Мы попрощались с аспирантом и его девушкой. Виктор Максимович взял со стола фонарь, и мы, сделав несколько шагов, окунулись в вязкую черноту южной ночи. Виктор Максимович шел сзади, бросая нам под ноги жидкую полоску света. Мы перешли железную дорогу, прошли тропинкой, то и дело теснимой зарослями разросшейся ежевики, и вышли на шоссе к автобусной остановке.
— Если материал пройдет, пришлите газету, — сказал Виктор Максимович журналисту и пожал нам обоим руки бодрящим рукопожатием, словно пытаясь влить в нас часть своей неукротимой веры. Мне подумалось — только мечту и ловить такой сильной и цепкой ладонью. Он ушел в черноту ночи, не зажигая фонаря, потому что хорошо знал дорогу.

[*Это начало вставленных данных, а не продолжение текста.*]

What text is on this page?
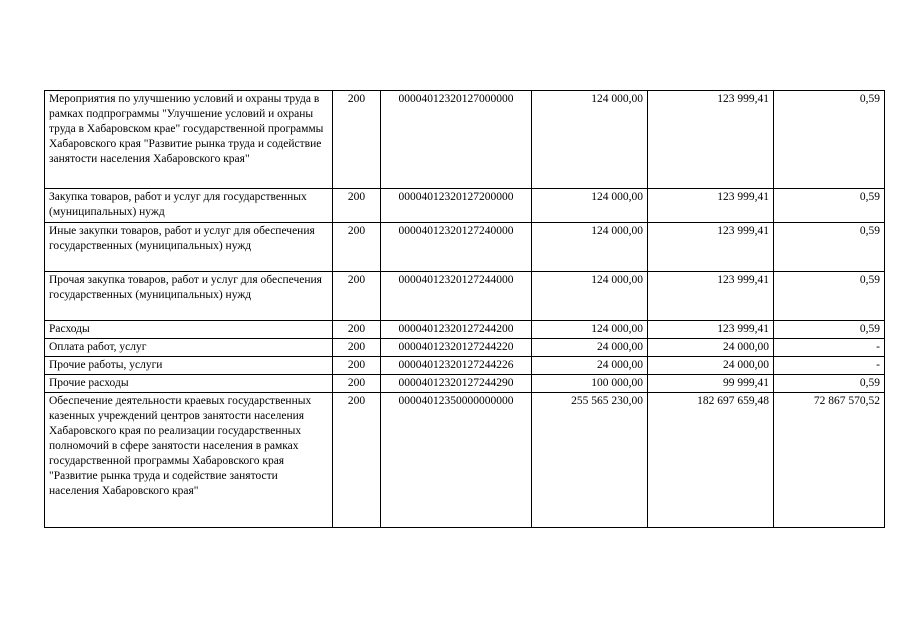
Мероприятия по улучшению условий и охраны труда в рамках подпрограммы "Улучшение условий и охраны труда в Хабаровском крае" государственной программы Хабаровского края "Развитие рынка труда и содействие занятости населения Хабаровского края"	200	00004012320127000000	124 000,00	123 999,41	0,59
Закупка товаров, работ и услуг для государственных (муниципальных) нужд	200	00004012320127200000	124 000,00	123 999,41	0,59
Иные закупки товаров, работ и услуг для обеспечения государственных (муниципальных) нужд	200	00004012320127240000	124 000,00	123 999,41	0,59
Прочая закупка товаров, работ и услуг для обеспечения государственных (муниципальных) нужд	200	00004012320127244000	124 000,00	123 999,41	0,59
Расходы	200	00004012320127244200	124 000,00	123 999,41	0,59
Оплата работ, услуг	200	00004012320127244220	24 000,00	24 000,00	-
Прочие работы, услуги	200	00004012320127244226	24 000,00	24 000,00	-
Прочие расходы	200	00004012320127244290	100 000,00	99 999,41	0,59
Обеспечение деятельности краевых государственных казенных учреждений центров занятости населения Хабаровского края по реализации государственных полномочий в сфере занятости населения в рамках государственной программы Хабаровского края "Развитие рынка труда и содействие занятости населения Хабаровского края"	200	00004012350000000000	255 565 230,00	182 697 659,48	72 867 570,52
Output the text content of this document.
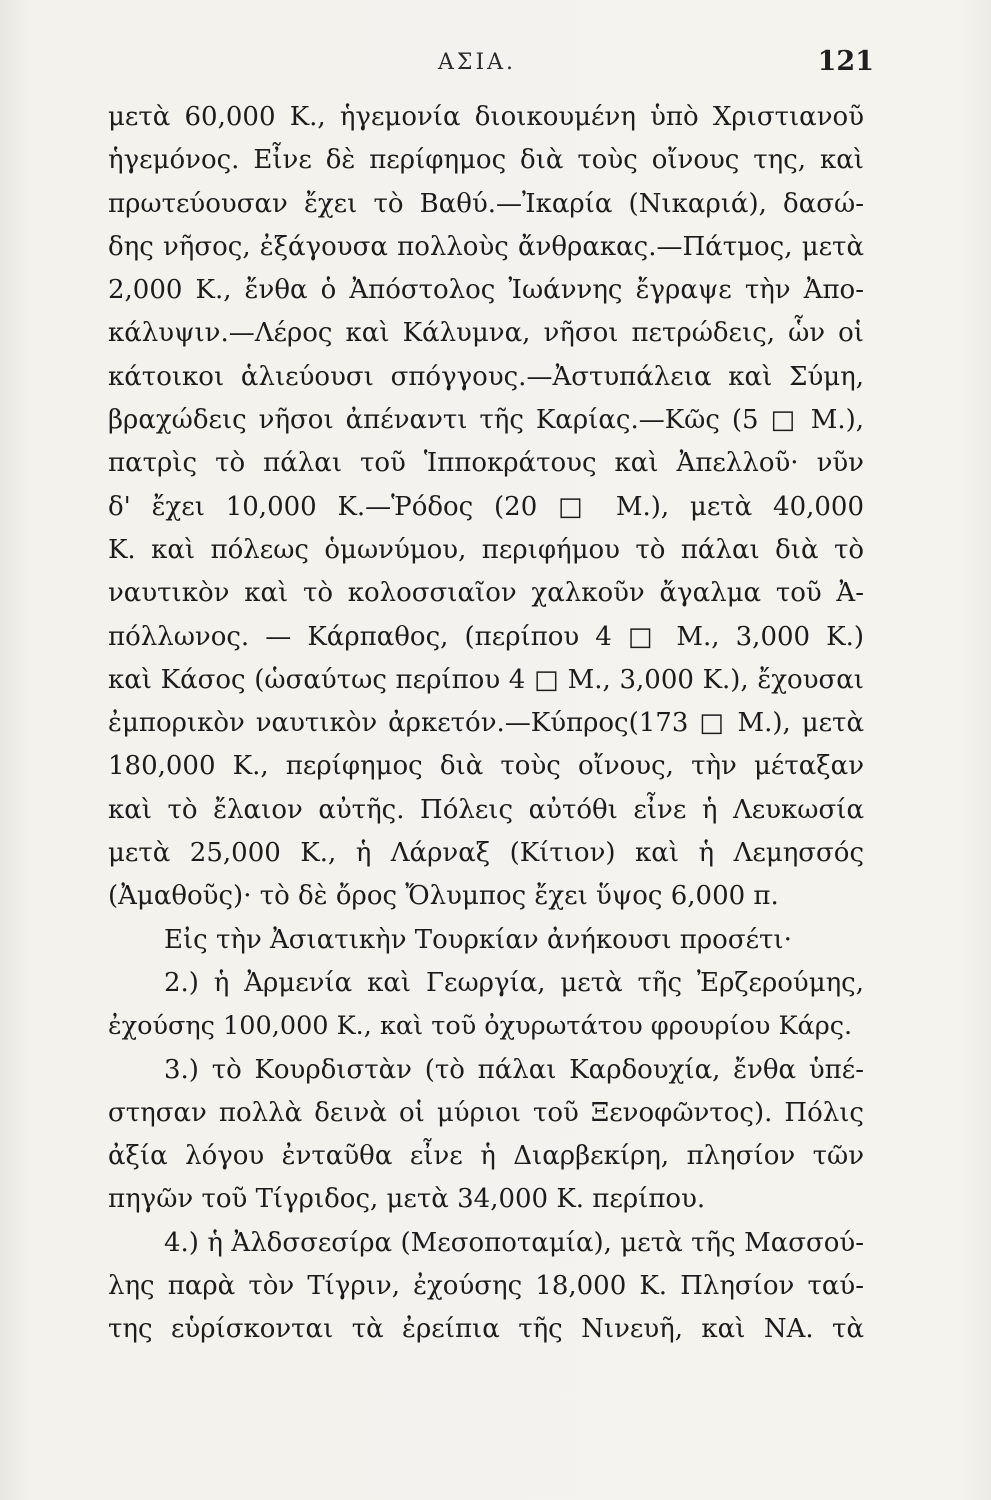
ΑΣΙΑ.	121
μετὰ 60,000 Κ., ἡγεμονία διοικουμένη ὑπὸ Χριστιανοῦ
ἡγεμόνος. Εἶνε δὲ περίφημος διὰ τοὺς οἴνους της, καὶ
πρωτεύουσαν ἔχει τὸ Βαθύ.—Ἰκαρία (Νικαριά), δασώ-
δης νῆσος, ἐξάγουσα πολλοὺς ἄνθρακας.—Πάτμος, μετὰ
2,000 Κ., ἔνθα ὁ Ἀπόστολος Ἰωάννης ἔγραψε τὴν Ἀπο-
κάλυψιν.—Λέρος καὶ Κάλυμνα, νῆσοι πετρώδεις, ὧν οἱ
κάτοικοι ἁλιεύουσι σπόγγους.—Ἀστυπάλεια καὶ Σύμη,
βραχώδεις νῆσοι ἀπέναντι τῆς Καρίας.—Κῶς (5 □ Μ.),
πατρὶς τὸ πάλαι τοῦ Ἱπποκράτους καὶ Ἀπελλοῦ· νῦν
δ' ἔχει 10,000 Κ.—Ῥόδος (20 □ Μ.), μετὰ 40,000
Κ. καὶ πόλεως ὁμωνύμου, περιφήμου τὸ πάλαι διὰ τὸ
ναυτικὸν καὶ τὸ κολοσσιαῖον χαλκοῦν ἄγαλμα τοῦ Ἀ-
πόλλωνος. — Κάρπαθος, (περίπου 4 □ Μ., 3,000 Κ.)
καὶ Κάσος (ὡσαύτως περίπου 4 □ Μ., 3,000 Κ.), ἔχουσαι
ἐμπορικὸν ναυτικὸν ἀρκετόν.—Κύπρος(173 □ Μ.), μετὰ
180,000 Κ., περίφημος διὰ τοὺς οἴνους, τὴν μέταξαν
καὶ τὸ ἔλαιον αὐτῆς. Πόλεις αὐτόθι εἶνε ἡ Λευκωσία
μετὰ 25,000 Κ., ἡ Λάρναξ (Κίτιον) καὶ ἡ Λεμησσός
(Ἀμαθοῦς)· τὸ δὲ ὄρος Ὄλυμπος ἔχει ὕψος 6,000 π.
Εἰς τὴν Ἀσιατικὴν Τουρκίαν ἀνήκουσι προσέτι·
2.) ἡ Ἀρμενία καὶ Γεωργία, μετὰ τῆς Ἐρζερούμης,
ἐχούσης 100,000 Κ., καὶ τοῦ ὀχυρωτάτου φρουρίου Κάρς.
3.) τὸ Κουρδιστὰν (τὸ πάλαι Καρδουχία, ἔνθα ὑπέ-
στησαν πολλὰ δεινὰ οἱ μύριοι τοῦ Ξενοφῶντος). Πόλις
ἀξία λόγου ἐνταῦθα εἶνε ἡ Διαρβεκίρη, πλησίον τῶν
πηγῶν τοῦ Τίγριδος, μετὰ 34,000 Κ. περίπου.
4.) ἡ Ἀλδσσεσίρα (Μεσοποταμία), μετὰ τῆς Μασσού-
λης παρὰ τὸν Τίγριν, ἐχούσης 18,000 Κ. Πλησίον ταύ-
της εὑρίσκονται τὰ ἐρείπια τῆς Νινευῆ, καὶ ΝΑ. τὰ
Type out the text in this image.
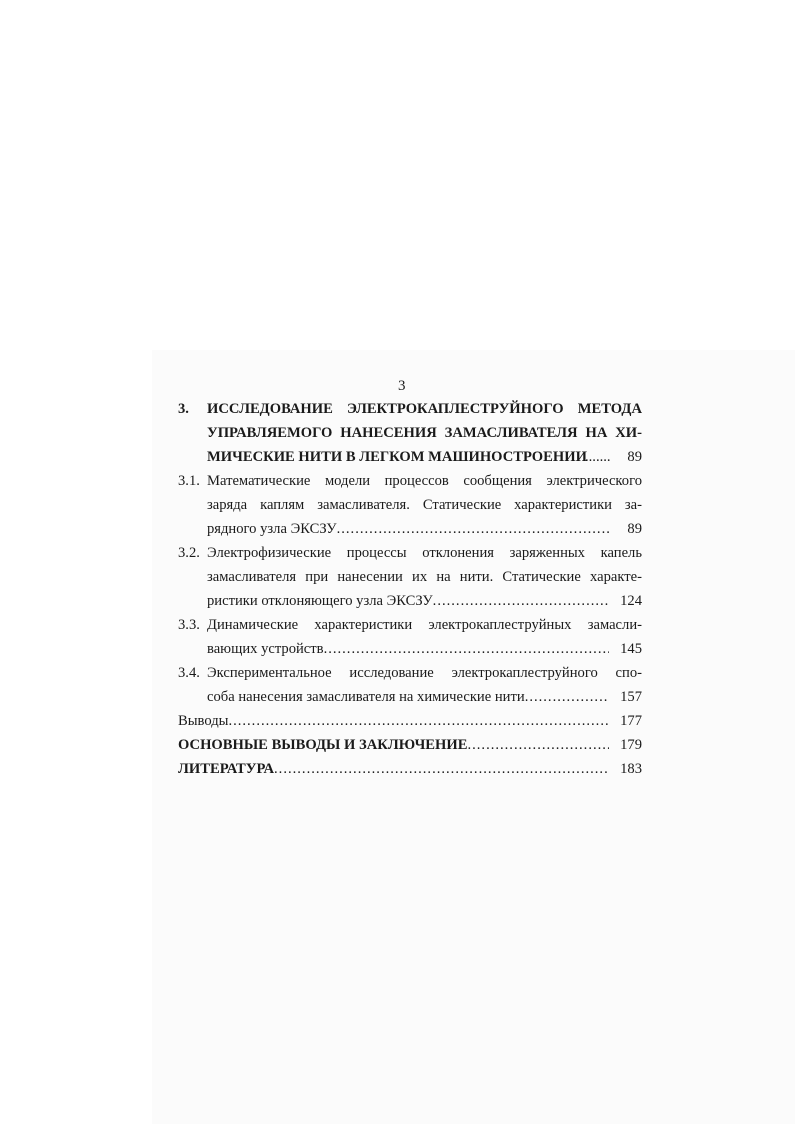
3
3. ИССЛЕДОВАНИЕ ЭЛЕКТРОКАПЛЕСТРУЙНОГО МЕТОДА
УПРАВЛЯЕМОГО НАНЕСЕНИЯ ЗАМАСЛИВАТЕЛЯ НА ХИ-
МИЧЕСКИЕ НИТИ В ЛЕГКОМ МАШИНОСТРОЕНИИ
....... 89
3.1. Математические модели процессов сообщения электрического
заряда каплям замасливателя. Статические характеристики за-
рядного узла ЭКСЗУ .....	89
3.2. Электрофизические процессы отклонения заряженных капель
замасливателя при нанесении их на нити. Статические характе-
ристики отклоняющего узла ЭКСЗУ .....	124
3.3. Динамические характеристики электрокаплеструйных замасли-
вающих устройств .....	145
3.4. Экспериментальное исследование электрокаплеструйного спо-
соба нанесения замасливателя на химические нити .....	157
Выводы .....	177
ОСНОВНЫЕ ВЫВОДЫ И ЗАКЛЮЧЕНИЕ .....	179
ЛИТЕРАТУРА .....	183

В ту зиму Виктор Максимович, как обычно, разобрав и сложив свой махолет, уехал вместе с ним в Москву. В начале марта я пил кофе в верхнем ярусе ресторана «Амра». День уже был по-весеннему теплый. Чайки с криками носились возле пристани-кофейни, на лету подхватывая куски хлеба, которые им подбрасывали люди, стоя у поручней ограды.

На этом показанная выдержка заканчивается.